The minister recalled a man who said, “I had an affair on my wife and so I’m not this great person you think I am.”
“So we talked about why people have affairs,” MacKay said. “There’s usually a lot more to it than just a person deciding to step out of the marriage.”
Even among people who have chosen hospice care, chaplains encounter those who still struggle with the reality of death. MacKay recalled a patient in his mid-50s who refused to accept that he had a terminal disease.
“We talked about what was important for him; we didn’t talk about his dying,” she said. “What was important to him was being strong and not giving in. We spent a lot of time talking about his spirit being strong — nothing was going to take that away from him, but that his body was pooping out on him. He was able to make that distinction so that he did eventually have a peaceful death, even though he never wanted to die.”
Spiritual caregivers may be asked to help arrange reconciliation with estranged relatives or friends. If that is not possible, they may suggest that the patient write or dictate a letter expressing their feelings toward that person. Christopherson said that she might invite patients who believe in an afterlife “to imagine their deceased loved one in a more perfected state of being, who understands very deeply how flawed we are as human beings, and for whom all is now forgiven.”
For Blumberg at Hebrew SeniorLife, the challenges run much deeper than rabbi-resistant Jews.
“No one likes to deal with death, but Jews for a variety of reasons have a somewhat harder time with it,” he said. “As a result, often there is extended discussion and angst regarding when to move from aggressive care.”
The Jewish religion, he said, makes it imperative to focus on this life and not on the life to come.
“When we make a toast, we say l’chaim, to life. I think that’s emblematic,” he said.
Strictly interpreted, Jewish law places the highest priority on preserving life.

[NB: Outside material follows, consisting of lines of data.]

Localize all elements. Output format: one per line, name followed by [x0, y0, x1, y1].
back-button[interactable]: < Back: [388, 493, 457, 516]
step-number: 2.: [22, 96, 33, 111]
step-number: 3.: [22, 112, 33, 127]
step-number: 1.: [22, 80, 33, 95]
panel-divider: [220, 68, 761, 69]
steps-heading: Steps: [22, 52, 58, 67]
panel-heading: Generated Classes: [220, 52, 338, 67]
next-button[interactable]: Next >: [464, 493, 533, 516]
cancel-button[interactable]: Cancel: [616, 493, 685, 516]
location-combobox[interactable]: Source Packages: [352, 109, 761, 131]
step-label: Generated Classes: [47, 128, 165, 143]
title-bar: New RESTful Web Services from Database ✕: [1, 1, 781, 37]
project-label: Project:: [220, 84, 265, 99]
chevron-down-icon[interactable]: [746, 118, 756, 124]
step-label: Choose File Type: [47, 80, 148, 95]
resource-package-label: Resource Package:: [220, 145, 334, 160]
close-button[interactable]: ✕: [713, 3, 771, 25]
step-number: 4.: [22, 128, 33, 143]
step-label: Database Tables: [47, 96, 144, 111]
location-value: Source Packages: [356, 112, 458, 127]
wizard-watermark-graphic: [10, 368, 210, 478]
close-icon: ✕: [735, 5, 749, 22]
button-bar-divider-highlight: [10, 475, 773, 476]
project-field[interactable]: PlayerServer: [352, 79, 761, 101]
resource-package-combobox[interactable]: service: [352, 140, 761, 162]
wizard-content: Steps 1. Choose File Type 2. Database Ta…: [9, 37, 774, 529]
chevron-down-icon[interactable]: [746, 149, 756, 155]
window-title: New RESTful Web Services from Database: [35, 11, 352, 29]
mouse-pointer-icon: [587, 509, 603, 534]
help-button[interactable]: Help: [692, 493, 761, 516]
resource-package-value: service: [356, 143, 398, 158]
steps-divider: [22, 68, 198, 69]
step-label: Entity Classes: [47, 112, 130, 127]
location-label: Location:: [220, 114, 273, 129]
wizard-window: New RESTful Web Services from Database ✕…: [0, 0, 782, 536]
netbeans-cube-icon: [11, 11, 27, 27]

That may appear to conflict with hospice, which emphasizes comfort and rejects heroic measures that might buy a patient a few days or weeks.
“In a particular situation the relevant issue is how long you preserve life if there is considerable suffering or if we’re keeping people alive artificially,” Blumberg said. “For some Jews, it may present a contradiction; for others it won’t — even within the framework of orthodoxy.”
In a pioneering effort in the Jewish hospice movement, the Hebrew SeniorLife program is conducting community workshops on hospice care and other topics involving seniors, such as how to persuade Dad to stop driving.
Hospice also helps relatives and friends come to terms with death.
“The family comes to see the hospice team as an anchor at a time when there’s total chaos in their beings,” Blumberg said. “We become companions with the family and patient along the way.”
While it might seem a solemn ordeal, it can also have its moments of laughter.
“It’s a time for reminiscing, for a family to embrace memory and express love and gratitude,” the rabbi said. “There can be a lot of very happy moments.”